Week 11: Lesson Planning Workshop

This week will be devoted to kickstarting your Lesson Plan Project. You must bring to class Parts A an B. See below for details.

Option 1 (if teaching a lesson by Dec 3 is not possible)

For this assignment, you should analyze and adapt an existing lesson or short unit so that it will support students’ disciplinary literacy learning in your current (or anticipated) professional context. You will need to select a specific lesson or short unit on which to focus. The starting materials can be ones that you have designed/taught, or they can come from a curricular source or publisher.

Part A: Select a focal lesson/unit. Attach it (scanned pages are fine).

Part B: Analyze the lesson or unit to determine the extent to which it already supports disciplinary purposes and practices.  What will be most important to change in order to use this plan for disciplinary literacy teaching?  Why? Connect your analysis to class readings. Length: 1.5-2 pages.

Option 2 (if teaching a lesson by December 3rd is possible)

For this assignment, you should design a lesson or short unit so that it will support students’ disciplinary literacy learning in your current professional context. Then, try it out with your students and reflect on how it went. You should only select this option if you are able to complete a full cycle of lesson design, lesson enactment, and lesson reflection by December 3rd.
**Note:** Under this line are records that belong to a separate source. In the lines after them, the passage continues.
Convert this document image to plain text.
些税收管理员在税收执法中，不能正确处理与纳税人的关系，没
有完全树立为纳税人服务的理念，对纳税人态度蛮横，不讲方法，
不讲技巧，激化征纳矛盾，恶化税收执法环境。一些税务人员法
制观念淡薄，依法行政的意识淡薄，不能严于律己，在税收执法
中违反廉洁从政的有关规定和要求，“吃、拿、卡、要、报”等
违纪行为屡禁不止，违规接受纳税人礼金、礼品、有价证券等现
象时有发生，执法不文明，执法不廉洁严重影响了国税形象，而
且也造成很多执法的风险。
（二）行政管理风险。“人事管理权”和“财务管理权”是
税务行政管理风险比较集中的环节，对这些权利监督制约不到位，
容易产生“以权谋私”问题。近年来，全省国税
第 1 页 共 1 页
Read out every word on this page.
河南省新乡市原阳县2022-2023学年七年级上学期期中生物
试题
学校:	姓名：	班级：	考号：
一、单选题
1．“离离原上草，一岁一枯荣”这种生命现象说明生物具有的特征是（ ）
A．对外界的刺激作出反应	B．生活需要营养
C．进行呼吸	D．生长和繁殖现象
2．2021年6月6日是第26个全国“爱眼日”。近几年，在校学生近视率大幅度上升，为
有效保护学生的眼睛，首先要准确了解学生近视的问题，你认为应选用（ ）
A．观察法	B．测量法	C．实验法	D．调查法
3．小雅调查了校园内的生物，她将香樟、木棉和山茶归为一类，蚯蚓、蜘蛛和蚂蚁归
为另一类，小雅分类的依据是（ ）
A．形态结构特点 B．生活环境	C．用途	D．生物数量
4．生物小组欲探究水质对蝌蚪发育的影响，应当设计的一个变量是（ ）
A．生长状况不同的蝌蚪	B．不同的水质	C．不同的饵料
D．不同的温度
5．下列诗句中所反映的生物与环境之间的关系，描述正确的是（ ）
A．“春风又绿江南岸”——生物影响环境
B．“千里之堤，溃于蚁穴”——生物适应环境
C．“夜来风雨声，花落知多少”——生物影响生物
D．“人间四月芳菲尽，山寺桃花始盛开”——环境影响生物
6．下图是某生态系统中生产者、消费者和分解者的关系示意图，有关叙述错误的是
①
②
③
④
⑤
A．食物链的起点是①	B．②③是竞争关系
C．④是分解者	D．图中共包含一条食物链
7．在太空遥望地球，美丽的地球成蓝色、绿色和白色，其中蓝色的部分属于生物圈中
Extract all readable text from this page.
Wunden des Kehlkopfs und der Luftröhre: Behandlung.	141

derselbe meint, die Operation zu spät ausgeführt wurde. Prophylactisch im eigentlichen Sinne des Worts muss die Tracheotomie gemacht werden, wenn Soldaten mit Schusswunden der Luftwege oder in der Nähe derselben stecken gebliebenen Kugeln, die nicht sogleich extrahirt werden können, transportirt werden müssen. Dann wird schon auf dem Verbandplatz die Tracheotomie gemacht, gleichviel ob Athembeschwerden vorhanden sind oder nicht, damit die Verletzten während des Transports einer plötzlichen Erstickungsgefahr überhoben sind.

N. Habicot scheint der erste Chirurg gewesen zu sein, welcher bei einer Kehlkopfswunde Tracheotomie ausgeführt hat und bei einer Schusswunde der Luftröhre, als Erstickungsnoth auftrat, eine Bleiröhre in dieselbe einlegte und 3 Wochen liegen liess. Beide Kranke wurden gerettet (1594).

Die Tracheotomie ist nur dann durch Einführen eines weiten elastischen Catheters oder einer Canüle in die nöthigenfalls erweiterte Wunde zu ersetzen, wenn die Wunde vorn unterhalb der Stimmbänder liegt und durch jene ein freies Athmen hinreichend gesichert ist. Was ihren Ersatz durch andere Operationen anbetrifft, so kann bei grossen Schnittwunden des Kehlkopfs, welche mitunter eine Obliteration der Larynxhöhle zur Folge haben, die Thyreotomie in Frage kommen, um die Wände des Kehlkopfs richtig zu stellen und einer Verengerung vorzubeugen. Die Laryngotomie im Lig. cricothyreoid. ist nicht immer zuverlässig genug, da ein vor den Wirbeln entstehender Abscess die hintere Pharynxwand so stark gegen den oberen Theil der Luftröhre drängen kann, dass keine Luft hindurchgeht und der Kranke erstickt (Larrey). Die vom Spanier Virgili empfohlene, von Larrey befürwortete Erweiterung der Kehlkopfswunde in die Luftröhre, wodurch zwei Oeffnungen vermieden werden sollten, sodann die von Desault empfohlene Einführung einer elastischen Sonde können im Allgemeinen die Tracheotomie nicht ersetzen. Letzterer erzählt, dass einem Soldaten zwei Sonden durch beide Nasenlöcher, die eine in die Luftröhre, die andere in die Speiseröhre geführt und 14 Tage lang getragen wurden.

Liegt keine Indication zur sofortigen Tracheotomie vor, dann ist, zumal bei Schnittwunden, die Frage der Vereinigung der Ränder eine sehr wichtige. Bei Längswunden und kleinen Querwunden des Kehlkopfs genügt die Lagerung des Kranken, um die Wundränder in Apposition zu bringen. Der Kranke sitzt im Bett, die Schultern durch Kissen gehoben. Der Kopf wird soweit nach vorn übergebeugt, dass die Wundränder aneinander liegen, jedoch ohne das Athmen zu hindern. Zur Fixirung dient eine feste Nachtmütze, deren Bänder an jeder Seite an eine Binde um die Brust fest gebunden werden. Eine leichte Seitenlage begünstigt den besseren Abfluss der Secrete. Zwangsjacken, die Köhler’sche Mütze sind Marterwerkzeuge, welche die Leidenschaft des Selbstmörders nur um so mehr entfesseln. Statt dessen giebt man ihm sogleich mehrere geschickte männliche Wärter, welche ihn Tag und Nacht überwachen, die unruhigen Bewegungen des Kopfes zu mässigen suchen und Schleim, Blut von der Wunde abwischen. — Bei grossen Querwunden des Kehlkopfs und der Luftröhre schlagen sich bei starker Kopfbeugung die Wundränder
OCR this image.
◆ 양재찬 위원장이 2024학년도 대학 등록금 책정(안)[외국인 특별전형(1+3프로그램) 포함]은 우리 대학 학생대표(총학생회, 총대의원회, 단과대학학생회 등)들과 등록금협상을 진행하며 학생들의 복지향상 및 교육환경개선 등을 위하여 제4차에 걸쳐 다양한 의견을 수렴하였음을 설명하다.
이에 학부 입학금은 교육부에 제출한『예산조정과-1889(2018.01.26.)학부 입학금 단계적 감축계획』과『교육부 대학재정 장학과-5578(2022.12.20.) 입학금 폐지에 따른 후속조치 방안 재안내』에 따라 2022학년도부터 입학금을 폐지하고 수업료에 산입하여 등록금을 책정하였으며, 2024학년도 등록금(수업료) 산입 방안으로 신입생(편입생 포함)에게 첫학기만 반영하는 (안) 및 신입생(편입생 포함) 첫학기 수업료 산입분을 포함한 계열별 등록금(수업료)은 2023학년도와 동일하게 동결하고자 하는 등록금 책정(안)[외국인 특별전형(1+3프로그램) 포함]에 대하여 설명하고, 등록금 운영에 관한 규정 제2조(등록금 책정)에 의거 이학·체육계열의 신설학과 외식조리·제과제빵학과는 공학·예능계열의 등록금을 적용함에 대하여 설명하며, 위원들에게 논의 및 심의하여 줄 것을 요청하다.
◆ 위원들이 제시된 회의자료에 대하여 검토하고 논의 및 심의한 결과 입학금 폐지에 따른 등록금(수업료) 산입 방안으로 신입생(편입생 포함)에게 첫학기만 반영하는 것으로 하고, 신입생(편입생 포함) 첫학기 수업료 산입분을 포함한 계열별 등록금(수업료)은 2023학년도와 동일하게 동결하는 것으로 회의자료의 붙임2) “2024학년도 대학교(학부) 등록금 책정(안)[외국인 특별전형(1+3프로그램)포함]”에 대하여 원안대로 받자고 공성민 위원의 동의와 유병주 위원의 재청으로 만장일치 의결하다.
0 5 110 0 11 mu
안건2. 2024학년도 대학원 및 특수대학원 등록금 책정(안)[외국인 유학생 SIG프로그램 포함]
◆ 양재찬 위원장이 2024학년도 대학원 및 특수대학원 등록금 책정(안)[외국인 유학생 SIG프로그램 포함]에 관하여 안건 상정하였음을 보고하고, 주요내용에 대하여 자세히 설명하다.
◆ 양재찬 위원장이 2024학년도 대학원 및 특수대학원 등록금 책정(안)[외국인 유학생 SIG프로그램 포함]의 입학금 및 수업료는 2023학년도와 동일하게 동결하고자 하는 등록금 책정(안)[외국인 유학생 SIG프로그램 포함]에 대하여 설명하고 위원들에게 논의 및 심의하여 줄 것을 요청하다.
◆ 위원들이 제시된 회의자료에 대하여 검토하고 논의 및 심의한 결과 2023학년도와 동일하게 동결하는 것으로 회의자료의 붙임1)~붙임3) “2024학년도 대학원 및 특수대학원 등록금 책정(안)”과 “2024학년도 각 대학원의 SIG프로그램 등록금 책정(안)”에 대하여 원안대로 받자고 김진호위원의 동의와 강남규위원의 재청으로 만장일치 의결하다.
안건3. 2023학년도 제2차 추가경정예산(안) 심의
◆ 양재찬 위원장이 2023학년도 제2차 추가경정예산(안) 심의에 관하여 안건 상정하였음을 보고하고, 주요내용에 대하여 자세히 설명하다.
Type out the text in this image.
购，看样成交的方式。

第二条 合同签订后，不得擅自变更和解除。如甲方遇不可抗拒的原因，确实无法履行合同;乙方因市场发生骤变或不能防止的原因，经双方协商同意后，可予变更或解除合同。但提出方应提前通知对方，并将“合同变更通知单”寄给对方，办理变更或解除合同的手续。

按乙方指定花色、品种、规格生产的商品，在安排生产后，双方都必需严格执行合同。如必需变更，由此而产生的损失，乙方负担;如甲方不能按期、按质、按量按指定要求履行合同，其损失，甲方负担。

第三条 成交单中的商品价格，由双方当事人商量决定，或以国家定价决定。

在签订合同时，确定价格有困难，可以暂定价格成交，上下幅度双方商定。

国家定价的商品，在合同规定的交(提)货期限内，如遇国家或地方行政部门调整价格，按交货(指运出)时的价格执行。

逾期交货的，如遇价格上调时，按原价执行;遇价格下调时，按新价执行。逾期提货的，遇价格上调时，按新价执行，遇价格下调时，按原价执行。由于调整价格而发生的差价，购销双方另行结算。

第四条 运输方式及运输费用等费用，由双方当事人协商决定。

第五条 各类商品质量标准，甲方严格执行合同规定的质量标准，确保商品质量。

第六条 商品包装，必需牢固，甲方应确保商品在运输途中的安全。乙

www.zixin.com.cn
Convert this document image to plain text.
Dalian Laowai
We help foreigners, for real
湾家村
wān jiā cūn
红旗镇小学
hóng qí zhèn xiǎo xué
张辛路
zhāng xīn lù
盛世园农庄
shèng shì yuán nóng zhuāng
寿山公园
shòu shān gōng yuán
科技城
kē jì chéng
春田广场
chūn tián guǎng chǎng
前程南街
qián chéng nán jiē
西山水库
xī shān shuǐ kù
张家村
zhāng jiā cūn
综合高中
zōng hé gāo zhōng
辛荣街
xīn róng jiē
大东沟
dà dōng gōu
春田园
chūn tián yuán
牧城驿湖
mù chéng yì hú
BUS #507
Part A: Design a lesson or short unit that will engage students in a disciplinary literacy within a disciplinary inquiry cycle.  Incorporate: 

  • Ways to engage students in disciplinary inquiry
    • What will students be investigating? 
    • How will they investigate it? 
    • What texts will they read and write? 
  • Ways to support students’ success
    • How will you support students’ disciplinary reading and writing?
    • How will you support their disciplinary talk?
  • Ways of assessing students’ learning
    • How will you gather information about what students are learning?
    • How will you gather information about how their disciplinary reading, writing, and reasoning is developing?

Part B: Justify your lesson design. Why have you made the specific decisions that you’ve made? How did you draw from and adapt the ideas in the class readings? Length: 3 pages.